Fitness: tu reprends après 1 an, tu fais quoi semaine 1 ?

Salut à tous ici Néora. Tu reprends le fitness après un an sans sport ? La clé, c’est la progression progressive : pas de folie dès la première semaine, c’est l’échauffement précis de la reprise qui fait toute la différence.

La première semaine doit remettre ton corps en mouvement en douceur, favoriser la mobilité articulaire et ton adaptation musculaire. On redémarre avec du cardio léger, des exercices de base pour solliciter chaque groupe musculaire, une bonne dose de renforcement musculaire adapté et, surtout, de vrais temps d’étirements. Il ne faut jamais brûler les étapes pour éviter les blessures et la démotivation.

À faire tout de suite :

  • Planifie 3 à 4 séances courtes (30 à 45 min) cette semaine pour reprendre
  • Commence toujours par un échauffement complet (mobilité, cardio doux)
  • Inclue des mouvements fonctionnels et exercices de base comme squats, pompes, gainage
  • Sois vigilant à l’écoute du corps : pas de douleur anormale, stop si ça tire trop fort
  • Termine chaque séance par des étirements pour récupérer

Si ta reprise vient d’une blessure, regarde ce programme de réathlétisation et renforcement progressif.
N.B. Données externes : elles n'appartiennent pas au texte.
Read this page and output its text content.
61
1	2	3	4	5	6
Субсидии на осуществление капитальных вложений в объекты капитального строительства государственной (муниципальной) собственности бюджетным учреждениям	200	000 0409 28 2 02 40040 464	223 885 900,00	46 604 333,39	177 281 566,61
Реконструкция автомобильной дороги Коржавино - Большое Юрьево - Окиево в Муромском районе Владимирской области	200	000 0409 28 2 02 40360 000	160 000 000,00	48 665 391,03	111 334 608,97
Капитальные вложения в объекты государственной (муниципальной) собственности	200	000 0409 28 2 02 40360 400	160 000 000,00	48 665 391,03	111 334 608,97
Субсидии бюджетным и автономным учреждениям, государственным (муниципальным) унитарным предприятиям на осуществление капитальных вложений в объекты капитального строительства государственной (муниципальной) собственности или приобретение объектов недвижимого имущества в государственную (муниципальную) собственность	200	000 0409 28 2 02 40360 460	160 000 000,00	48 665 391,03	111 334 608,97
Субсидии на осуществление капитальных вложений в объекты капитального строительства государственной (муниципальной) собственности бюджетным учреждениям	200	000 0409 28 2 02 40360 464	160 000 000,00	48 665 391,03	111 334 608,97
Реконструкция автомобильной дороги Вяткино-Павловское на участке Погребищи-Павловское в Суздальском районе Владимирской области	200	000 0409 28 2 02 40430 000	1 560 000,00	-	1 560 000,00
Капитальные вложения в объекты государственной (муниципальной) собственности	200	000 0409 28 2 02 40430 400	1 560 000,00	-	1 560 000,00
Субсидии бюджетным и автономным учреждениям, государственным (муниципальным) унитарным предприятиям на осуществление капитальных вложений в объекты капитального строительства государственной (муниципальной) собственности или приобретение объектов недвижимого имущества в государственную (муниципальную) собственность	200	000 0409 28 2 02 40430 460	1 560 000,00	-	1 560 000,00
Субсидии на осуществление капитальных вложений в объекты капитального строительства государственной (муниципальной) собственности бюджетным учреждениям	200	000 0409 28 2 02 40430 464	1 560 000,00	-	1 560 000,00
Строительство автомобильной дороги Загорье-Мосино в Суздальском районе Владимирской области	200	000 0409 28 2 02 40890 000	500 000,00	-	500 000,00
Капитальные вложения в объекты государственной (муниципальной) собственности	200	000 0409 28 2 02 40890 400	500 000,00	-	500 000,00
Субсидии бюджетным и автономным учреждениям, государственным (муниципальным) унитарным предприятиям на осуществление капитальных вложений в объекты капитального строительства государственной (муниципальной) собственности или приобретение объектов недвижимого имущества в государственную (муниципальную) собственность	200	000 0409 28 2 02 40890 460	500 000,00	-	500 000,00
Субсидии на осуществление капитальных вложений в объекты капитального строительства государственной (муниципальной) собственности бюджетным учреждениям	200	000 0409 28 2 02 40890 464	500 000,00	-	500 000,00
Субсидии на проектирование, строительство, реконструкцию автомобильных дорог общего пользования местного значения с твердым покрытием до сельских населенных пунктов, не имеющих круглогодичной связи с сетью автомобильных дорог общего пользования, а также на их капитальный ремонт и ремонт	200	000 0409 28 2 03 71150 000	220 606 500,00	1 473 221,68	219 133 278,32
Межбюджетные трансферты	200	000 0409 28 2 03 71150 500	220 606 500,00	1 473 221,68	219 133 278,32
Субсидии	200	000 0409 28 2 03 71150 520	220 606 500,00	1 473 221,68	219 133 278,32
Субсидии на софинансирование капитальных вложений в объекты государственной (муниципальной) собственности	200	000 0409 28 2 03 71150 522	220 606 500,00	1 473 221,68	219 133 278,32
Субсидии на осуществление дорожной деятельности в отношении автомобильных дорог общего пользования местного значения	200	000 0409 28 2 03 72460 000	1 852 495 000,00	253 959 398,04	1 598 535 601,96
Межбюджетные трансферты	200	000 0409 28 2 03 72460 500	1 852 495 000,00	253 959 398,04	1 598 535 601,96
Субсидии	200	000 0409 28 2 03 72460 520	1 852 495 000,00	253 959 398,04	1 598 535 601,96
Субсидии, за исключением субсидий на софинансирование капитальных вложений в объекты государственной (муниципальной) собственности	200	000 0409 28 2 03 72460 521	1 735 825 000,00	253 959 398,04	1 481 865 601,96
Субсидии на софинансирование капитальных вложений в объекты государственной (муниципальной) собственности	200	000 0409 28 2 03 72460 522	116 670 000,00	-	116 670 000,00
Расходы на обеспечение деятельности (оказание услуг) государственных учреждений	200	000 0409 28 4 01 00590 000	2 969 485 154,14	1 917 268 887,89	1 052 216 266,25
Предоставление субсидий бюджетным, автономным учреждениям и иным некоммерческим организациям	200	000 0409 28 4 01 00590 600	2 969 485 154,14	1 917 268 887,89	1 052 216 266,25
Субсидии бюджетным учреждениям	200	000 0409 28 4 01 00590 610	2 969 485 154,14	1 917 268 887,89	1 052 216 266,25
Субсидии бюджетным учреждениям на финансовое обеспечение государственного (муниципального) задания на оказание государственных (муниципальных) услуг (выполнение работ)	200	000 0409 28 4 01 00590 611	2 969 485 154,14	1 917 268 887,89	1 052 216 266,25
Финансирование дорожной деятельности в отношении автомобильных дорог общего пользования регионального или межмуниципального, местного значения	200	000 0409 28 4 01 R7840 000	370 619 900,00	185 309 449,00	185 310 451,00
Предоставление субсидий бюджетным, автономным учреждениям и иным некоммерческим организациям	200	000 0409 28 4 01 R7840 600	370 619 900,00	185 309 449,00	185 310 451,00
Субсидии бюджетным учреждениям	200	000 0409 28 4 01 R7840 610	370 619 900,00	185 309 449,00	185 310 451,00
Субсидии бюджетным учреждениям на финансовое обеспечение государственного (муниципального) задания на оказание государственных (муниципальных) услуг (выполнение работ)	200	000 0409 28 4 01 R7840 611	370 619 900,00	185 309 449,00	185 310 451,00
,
Si au contraire tu as seulement perdu ta routine, consulte ce guide sur 3 séances pour une bonne reprise.

Comment intégrer la réathlétisation et le cardio léger pour relancer sa forme

Reprendre après un long arrêt, c’est comme réapprendre à marcher. La réathlétisation est indispensable pour remettre ton corps à niveau sans stress. La semaine 1 doit prioriser le cardio léger : marche rapide, vélo doux ou rameur à faible intensité. Cela permet d’améliorer le système cardiovasculaire sans l’écoeurer.

En parallèle, le corps a besoin de retrouver sa souplesse via des exercices simples de mobilité articulaire. Les mouvements doivent être fluides, sans forcer, pour préparer les muscles à un effort réel.

Une anecdote ? J’ai vu une sportive reprendre trop vite en mode intensif, résultat : une douleur au genou évitable en suivant uniquement ce schéma simple de relance progressive. Comme l’a dit Confucius, « La patience est un arbre dont la racine est amère, mais dont les fruits sont très doux. »

Les exercices de base à privilégier pour un renforcement progressif dès la semaine 1

Pour renforcer le corps dès le début, commence avec ces exercices à réaliser 2 à 3 fois par semaine :

  • Squats sans charge pour réveiller les jambes
  • Pompes modifiées (sur les genoux) pour solliciter le haut du corps
  • Gainage frontal 3 x 20 secondes pour engager le centre du corps
  • Superman au sol pour le dos
  • Fentes statiques légères, juste pour rééquilibrer

Ces mouvements, simples à faire chez soi, permettent une remise dans le bain musculaire sans shock. Garde un rythme lent, concentre-toi sur la technique, pas sur la vitesse. La planification hebdomadaire consiste à moduler l’intensité selon ta écoute du corps.

Planification hebdomadaire adaptée à une reprise sécurisée

Jour Activité Durée Objectif
Lundi Échauffement + exercices de base + étirements 30-40 min Activation musculaire légère
Mercredi Cardio léger (marche rapide, vélo) 30 min Amélioration cardiovasculaire
Vendredi Renforcement musculaire sans matériel 40 min Stimulation fonctionnelle et progression musculaire
Dimanche Mobilité articulaire + étirements profonds 20-30 min Récupération et souplesse

Respecter cette planification hebdomadaire offre un cadre concret pour éviter le surmenage et favoriser une reprise durable. Dans tous les cas, reste à l’écoute de ton corps pour ajuster la charge et éviter les blessures.

Peut-on reprendre directement l’intensité d’avant ?

Il vaut mieux éviter. La reprise doit être progressive pour éviter les blessures et respecter la reprogrammation musculaire.

Combien de séances par semaine la première semaine ?

3 à 4 séances courtes sont souvent idéales pour retrouver la régularité sans fatigue excessive.

Faut-il toujours s’échauffer ?

Oui, toujours. L’échauffement prépare ton corps aux efforts et réduit fortement le risque de blessure.

Est-il normal d’avoir des courbatures après une longue pause ?

Oui, c’est normal. Les courbatures indiquent que les muscles ont été stimulés après un moment d’inactivité. Le repos et l’étirement aident à les apaiser.

Dois-je changer mon alimentation en reprenant ?

Une alimentation équilibrée aide la récupération et la progression. Pense à bien t’hydrater et privilégier des aliments riches en protéines pour ton renforcement musculaire.